Si les ONG regrettent d’abord la rapidité avec laquelle ces textes ont été adoptés, un autre point fait l’unanimité contre lui : l’un des éléments du Pacte est l’introduction d’une procédure de filtrage. «L’objectif est, dans un délai de sept jours, d’établir l’identité de personnes ressortissantes de pays tiers et de rassembler des informations à leur sujet, explique Noémie Sadler de la CCDH. Sept jours, ce n’est pas énormément long, et dans le cadre de ce filtrage il faut encore évaluer si la personne présente une vulnérabilité.»
Mais pire, dans ces centres de filtrage, des enfants seront privés de liberté. «Aucun enfant ne devrait être détenu pour des raisons migratoires», regrette encore Alexandra Gardeur. «Les structures d’hébergement restent des structures qui ne correspondent pas aux standards de qualité usuels et qui sont, du point de vue des droits de l’enfant, absolument critiquables», renchérit Charel Schmit. Il s’agit d’une «malpratique institutionnelle» qui risque de banaliser davantage la privation de liberté des mineurs, ajoute-t -il. Ces structures devraient ni plus ni moins être remplacées.

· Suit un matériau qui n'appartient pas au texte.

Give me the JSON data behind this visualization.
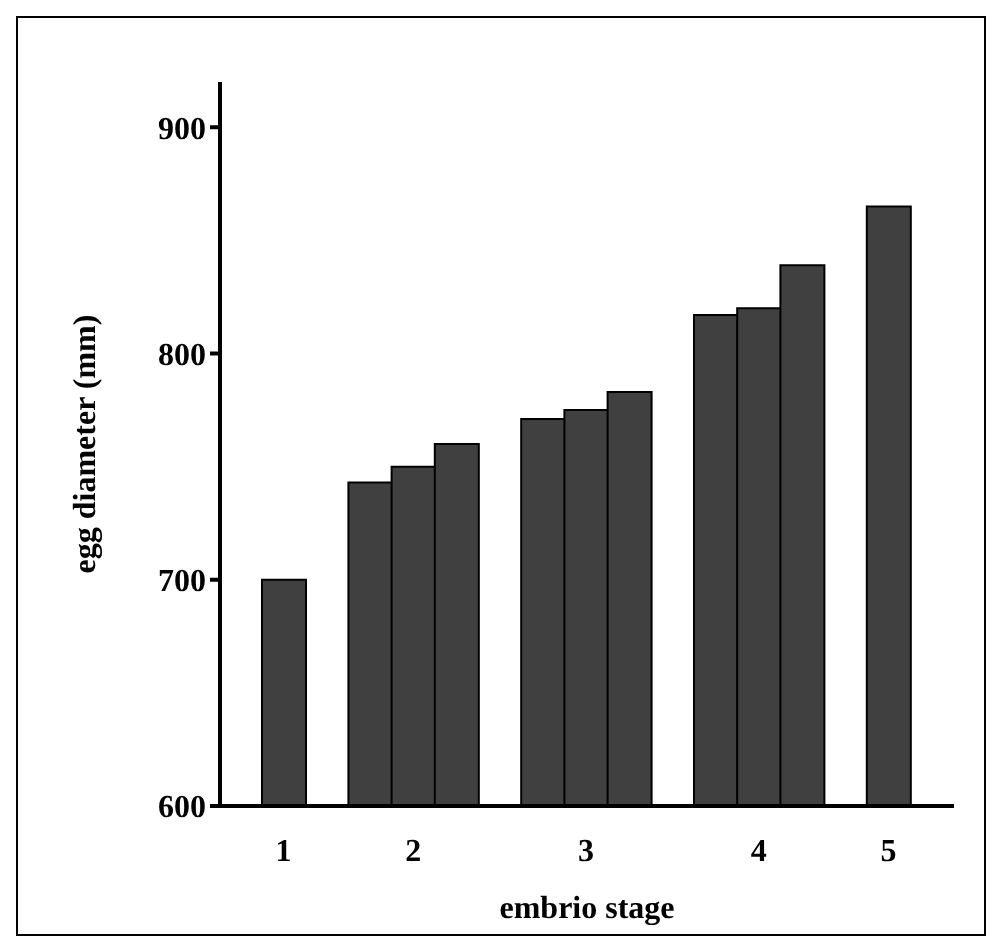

Les moyens que nous employons sont-ils proportionnés?
Interrogé sur les raisons pour lesquelles les remarques de la société civile n’ont pas été retenues, l’Okaju n’a pas mâché ses mots. «Je crois que c’est un choix politique», a-t-il déclaré. Selon lui, le gouvernement a choisi de «profiter de l’occasion du Pacte asile et migration» pour mener «une politique plus dure et moins flexible».

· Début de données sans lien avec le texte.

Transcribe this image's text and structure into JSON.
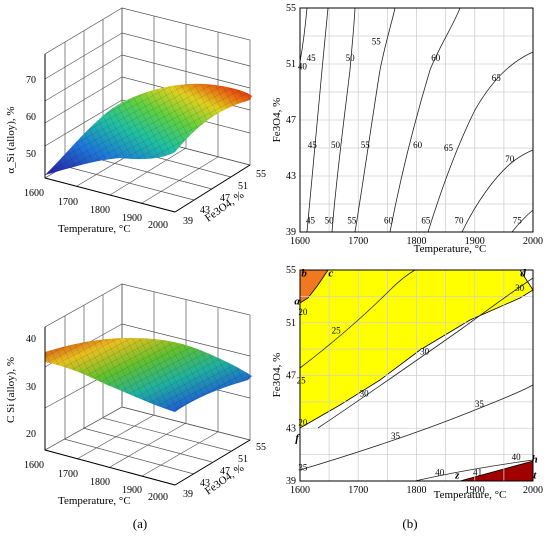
{
  "panel_labels": {
    "a": "(a)",
    "b": "(b)"
  },
  "colors": {
    "yellow": "#ffff00",
    "orange": "#f07820",
    "darkred": "#a00000"
  },
  "chart_data": [
    {
      "id": "a-top",
      "type": "surface3d",
      "zlabel": "α_Si (alloy), %",
      "xlabel": "Temperature, °C",
      "ylabel": "Fe3O4, %",
      "x_ticks": [
        "1600",
        "1700",
        "1800",
        "1900",
        "2000"
      ],
      "y_ticks": [
        "39",
        "43",
        "47",
        "51",
        "55"
      ],
      "z_ticks": [
        "50",
        "60",
        "70"
      ],
      "x_range": [
        1600,
        2000
      ],
      "y_range": [
        39,
        55
      ],
      "z_range": [
        40,
        72
      ]
    },
    {
      "id": "a-bottom",
      "type": "surface3d",
      "zlabel": "C Si (alloy), %",
      "xlabel": "Temperature, °C",
      "ylabel": "Fe3O4, %",
      "x_ticks": [
        "1600",
        "1700",
        "1800",
        "1900",
        "2000"
      ],
      "y_ticks": [
        "39",
        "43",
        "47",
        "51",
        "55"
      ],
      "z_ticks": [
        "20",
        "30",
        "40"
      ],
      "x_range": [
        1600,
        2000
      ],
      "y_range": [
        39,
        55
      ],
      "z_range": [
        20,
        42
      ]
    },
    {
      "id": "b-top",
      "type": "contour",
      "xlabel": "Temperature, °C",
      "ylabel": "Fe3O4, %",
      "x_ticks": [
        1600,
        1700,
        1800,
        1900,
        2000
      ],
      "y_ticks": [
        39,
        43,
        47,
        51,
        55
      ],
      "xlim": [
        1600,
        2000
      ],
      "ylim": [
        39,
        55
      ],
      "grid": true,
      "contour_labels": [
        {
          "text": "40",
          "x": 1604,
          "y": 50.6
        },
        {
          "text": "45",
          "x": 1619,
          "y": 51.2
        },
        {
          "text": "45",
          "x": 1621,
          "y": 45.0
        },
        {
          "text": "45",
          "x": 1618,
          "y": 39.6
        },
        {
          "text": "50",
          "x": 1686,
          "y": 51.2
        },
        {
          "text": "50",
          "x": 1661,
          "y": 45.0
        },
        {
          "text": "50",
          "x": 1650,
          "y": 39.6
        },
        {
          "text": "55",
          "x": 1731,
          "y": 52.4
        },
        {
          "text": "55",
          "x": 1712,
          "y": 45.0
        },
        {
          "text": "55",
          "x": 1689,
          "y": 39.6
        },
        {
          "text": "60",
          "x": 1833,
          "y": 51.2
        },
        {
          "text": "60",
          "x": 1802,
          "y": 45.0
        },
        {
          "text": "60",
          "x": 1752,
          "y": 39.6
        },
        {
          "text": "65",
          "x": 1937,
          "y": 49.8
        },
        {
          "text": "65",
          "x": 1855,
          "y": 44.8
        },
        {
          "text": "65",
          "x": 1816,
          "y": 39.6
        },
        {
          "text": "70",
          "x": 1960,
          "y": 44.0
        },
        {
          "text": "70",
          "x": 1873,
          "y": 39.6
        },
        {
          "text": "75",
          "x": 1973,
          "y": 39.6
        }
      ]
    },
    {
      "id": "b-bottom",
      "type": "contour",
      "xlabel": "Temperature, °C",
      "ylabel": "Fe3O4, %",
      "x_ticks": [
        1600,
        1700,
        1800,
        1900,
        2000
      ],
      "y_ticks": [
        39,
        43,
        47,
        51,
        55
      ],
      "xlim": [
        1600,
        2000
      ],
      "ylim": [
        39,
        55
      ],
      "grid": true,
      "contour_labels": [
        {
          "text": "30",
          "x": 1977,
          "y": 53.4
        },
        {
          "text": "25",
          "x": 1662,
          "y": 50.2
        },
        {
          "text": "30",
          "x": 1814,
          "y": 48.6
        },
        {
          "text": "30",
          "x": 1710,
          "y": 45.4
        },
        {
          "text": "25",
          "x": 1602,
          "y": 46.4
        },
        {
          "text": "20",
          "x": 1605,
          "y": 51.6
        },
        {
          "text": "20",
          "x": 1605,
          "y": 43.2
        },
        {
          "text": "35",
          "x": 1908,
          "y": 44.6
        },
        {
          "text": "35",
          "x": 1764,
          "y": 42.2
        },
        {
          "text": "35",
          "x": 1605,
          "y": 39.8
        },
        {
          "text": "40",
          "x": 1971,
          "y": 40.6
        },
        {
          "text": "40",
          "x": 1840,
          "y": 39.4
        },
        {
          "text": "41",
          "x": 1905,
          "y": 39.4
        }
      ],
      "region_labels": [
        {
          "text": "b",
          "x": 1607,
          "y": 54.5
        },
        {
          "text": "c",
          "x": 1653,
          "y": 54.5
        },
        {
          "text": "d",
          "x": 1983,
          "y": 54.5
        },
        {
          "text": "a",
          "x": 1595,
          "y": 52.4
        },
        {
          "text": "f",
          "x": 1595,
          "y": 42.0
        },
        {
          "text": "z",
          "x": 1870,
          "y": 39.2
        },
        {
          "text": "h",
          "x": 2003,
          "y": 40.4
        },
        {
          "text": "t",
          "x": 2003,
          "y": 39.2
        }
      ]
    }
  ]
}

Cette semaine, un jeune non accompagné a été renvoyé manu militari par la police vers un autre pays de l’UE. Un acte conforme au droit, ajoute l’Okaju, car «nous ne faisons rien au Luxembourg qui ne corresponde aux lois, raille-t-il. Mais est-ce pour autant juste, et les moyens que nous employons sont-ils proportionnés? C’est, je crois, la question que nous devons nous poser de plus en plus».
Une triste situation
Charel Schmit a également dressé un constat sévère des conditions d’accueil de certains enfants migrants. Évoquant le bâtiment T, où vivent actuellement 197 enfants, il a dénoncé une situation «déshumanisante». Il a rappelé que les enfants doivent franchir plusieurs fois par jour des contrôles de sécurité comparables à ceux d’un aéroport : «C’est une atteinte disproportionnée à leur vie privée. Qu’est-ce que cela fait à des enfants et des jeunes lorsqu’ils ont en permanence le sentiment, comme ils l’expriment eux-mêmes, d’être traités quasiment comme des criminels?»
Le responsable a également évoqué des problèmes d’insalubrité dans certaines structures. «Quand les enfants dessinent leur chambre, ils la représentent avec ses cafards», a-t-il raconté. Certains ne peuvent pas dormir «parce qu’ils ont peur que ces bêtes leur grimpent dessus, sur leur lit». Parfois les sanitaires sont délabrés, ne répondant à aucun standard. «Et là où, dans d’autres domaines de la protection de l’enfance, on regarderait de près, ces enfants devraient d’office être retirés quasiment pour mise en danger du bien de l’enfant», ajoute-t-il.
«Les lois qui viennent d’être votées ne changeront rien à la situation triste des enfants et des jeunes qui se trouvent actuellement dans les procédures», a-t-il conclu, appelant à «une autre organisation de l’accueil» au Luxembourg.